Quand le futur terroriste de Nice prenait un selfie avec... Christian Estrosi

Quand le futur terroriste de Nice prenait un selfie avec... Christian Estrosi

FAITS DIVERS
SELFIE - Dans une enquête publiée ce vendredi, Mediapart révèle des failles accablantes sur la sécurité, le soir du 14 juillet 2016 à Nice. On apprend entre autre que le tueur au camion-bélier, Mohamed Lahouaiej Bouhlel, a posé avec l’ancien maire Christian Estrosi pour un selfie.

Un cliché flou et quelque peu sombre. Mediapart a diffusé ce vendredi un selfie pris par l’auteur de l’attentat du 14 juillet dernier à Nice, qui a coûté la vie à 86 personnes. On voit ainsi Mohamed Lahouaiej Bouhlel sur la gauche, fixant la caméra un léger sourire aux lèvres, et à droite Christian Estrosi, l’ancien maire de Nice, visiblement tout aussi décontracté. 


Mêlé à la foule, le futur terroriste, en repérage ce soir du 15 août 2015, va faire une photo avec un élu de la République, immortalisant un moment de sa vie en compagnie de celui qui prône la sécurité à Nice. Ultime provocation ou message posthume ? Difficile à dire.
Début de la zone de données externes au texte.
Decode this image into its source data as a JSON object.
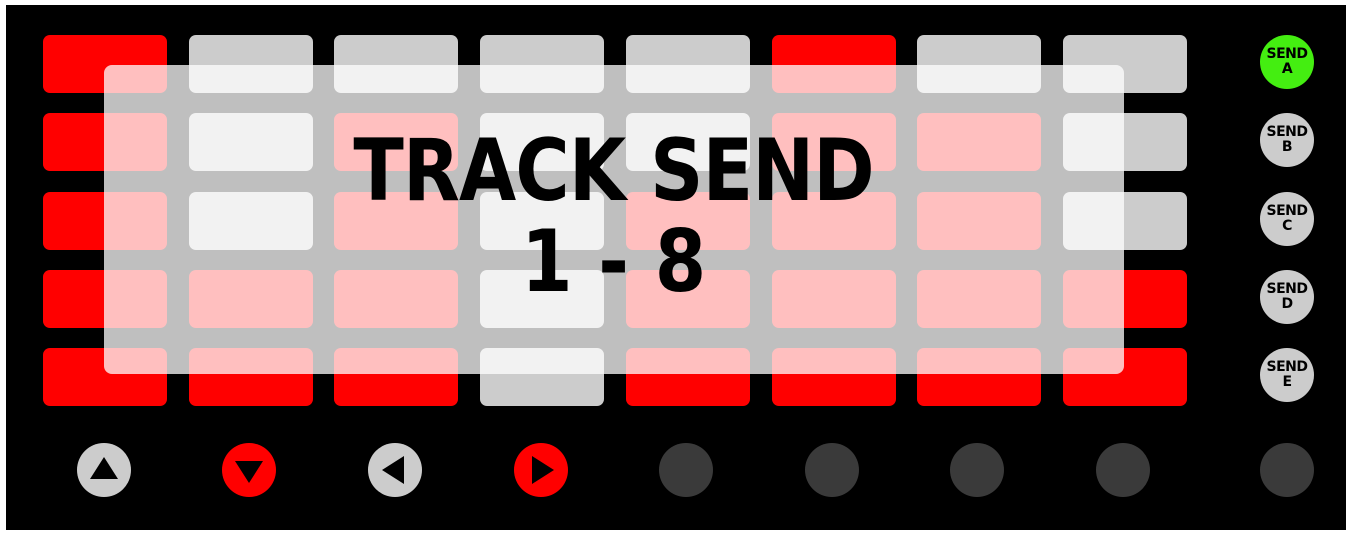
{
  "overlay": {
    "title": "TRACK SEND",
    "range": "1 - 8"
  },
  "colors": {
    "background": "#000000",
    "pad_red": "#ff0000",
    "pad_grey": "#cccccc",
    "send_active": "#44ee11",
    "send_inactive": "#cccccc",
    "nav_red": "#ff0000",
    "nav_grey": "#cccccc",
    "off": "#3a3a3a"
  },
  "pad_grid": {
    "rows": [
      [
        "red",
        "grey",
        "grey",
        "grey",
        "grey",
        "red",
        "grey",
        "grey"
      ],
      [
        "red",
        "grey",
        "red",
        "grey",
        "grey",
        "red",
        "red",
        "grey"
      ],
      [
        "red",
        "grey",
        "red",
        "grey",
        "red",
        "red",
        "red",
        "grey"
      ],
      [
        "red",
        "red",
        "red",
        "grey",
        "red",
        "red",
        "red",
        "red"
      ],
      [
        "red",
        "red",
        "red",
        "grey",
        "red",
        "red",
        "red",
        "red"
      ]
    ]
  },
  "send_buttons": [
    {
      "line1": "SEND",
      "line2": "A",
      "state": "active"
    },
    {
      "line1": "SEND",
      "line2": "B",
      "state": "inactive"
    },
    {
      "line1": "SEND",
      "line2": "C",
      "state": "inactive"
    },
    {
      "line1": "SEND",
      "line2": "D",
      "state": "inactive"
    },
    {
      "line1": "SEND",
      "line2": "E",
      "state": "inactive"
    }
  ],
  "bottom_buttons": [
    {
      "icon": "arrow-up-icon",
      "color": "grey"
    },
    {
      "icon": "arrow-down-icon",
      "color": "red"
    },
    {
      "icon": "arrow-left-icon",
      "color": "grey"
    },
    {
      "icon": "arrow-right-icon",
      "color": "red"
    },
    {
      "icon": "none",
      "color": "off"
    },
    {
      "icon": "none",
      "color": "off"
    },
    {
      "icon": "none",
      "color": "off"
    },
    {
      "icon": "none",
      "color": "off"
    },
    {
      "icon": "none",
      "color": "off"
    }
  ]
}
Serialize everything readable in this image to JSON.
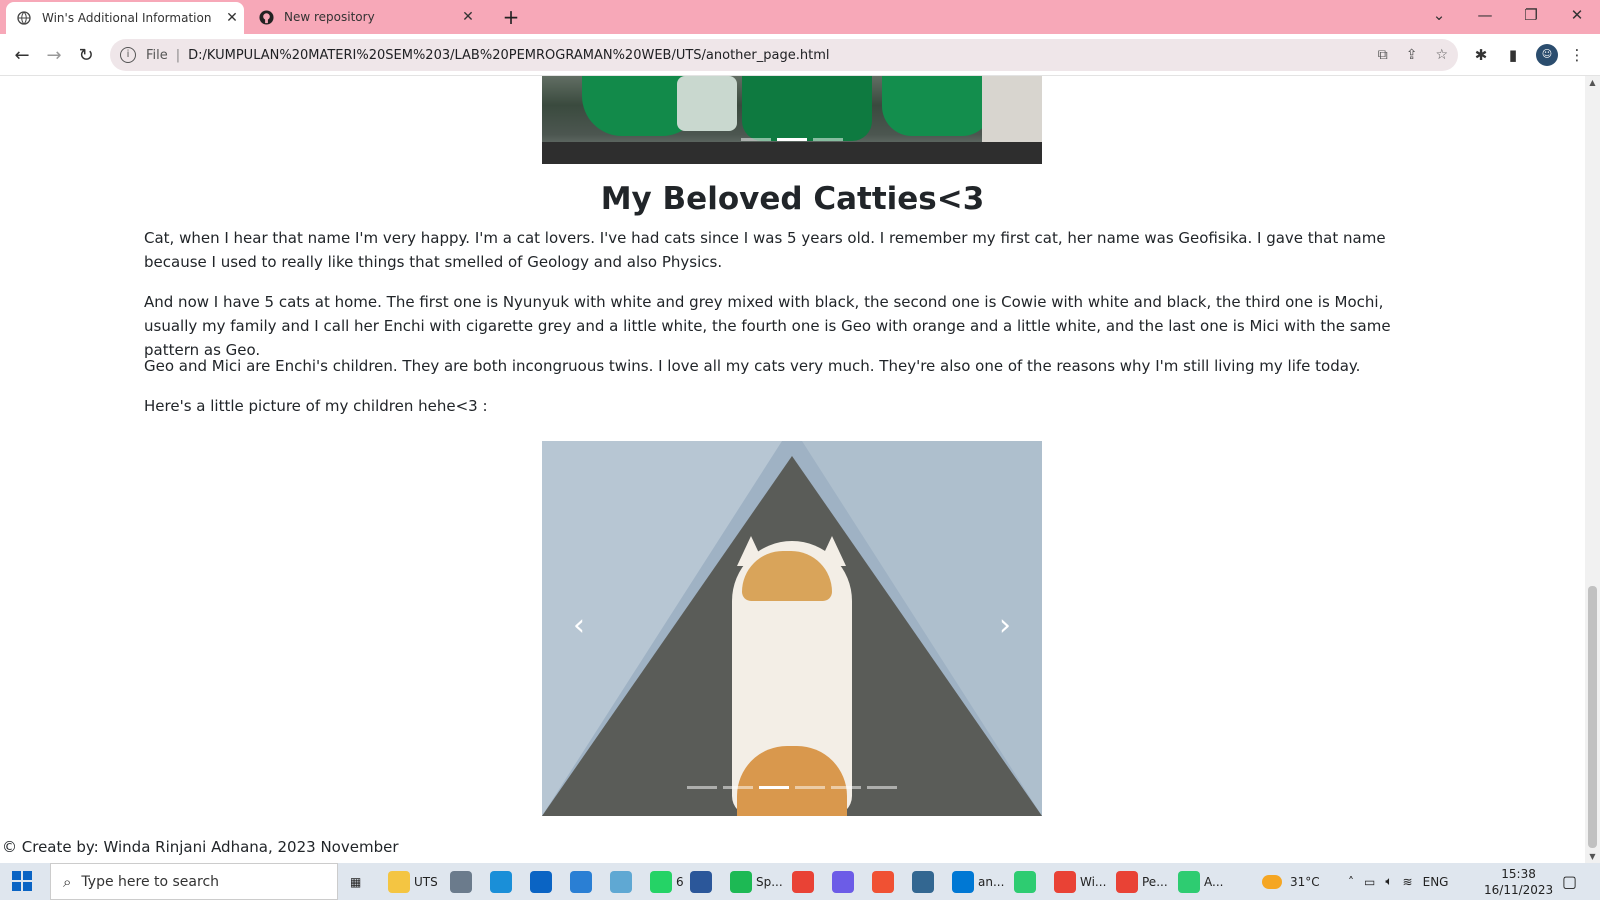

La politique sécuritaire d'Estrosi remise en cause

Au-delà de ce cliché choc, Mediapart accuse "la politique sécuritaire de Christan Estrosi". L'élu Les Républicains, qui a annoncé qu'il portait plainte pour diffamation contre le média en ligne, a toujours défendu son réseau de caméras de vidéosurveillance. "Nous portons plainte sur ces propos scandaleux allant jusqu'à faire croire que Christian Estrosi aurait fait volontairement une photo avec le terroriste", a indiqué l'entourage de l'ancien édile de Nice. 


 Au lendemain des attentats de Charlie Hebdo et de l'Hyper Cacher, à Paris, il s'étonnait que les forces de l'ordre n'aient pas réussi à arrêter les tueurs. Il avait assuré être "à peu près convaincu que, si Paris avait été équipée du même réseau [de caméras] que [celui de Nice], les frères Kouachi n'auraient pas passé trois carrefours sans être neutralisés et interpellés", relève le site.  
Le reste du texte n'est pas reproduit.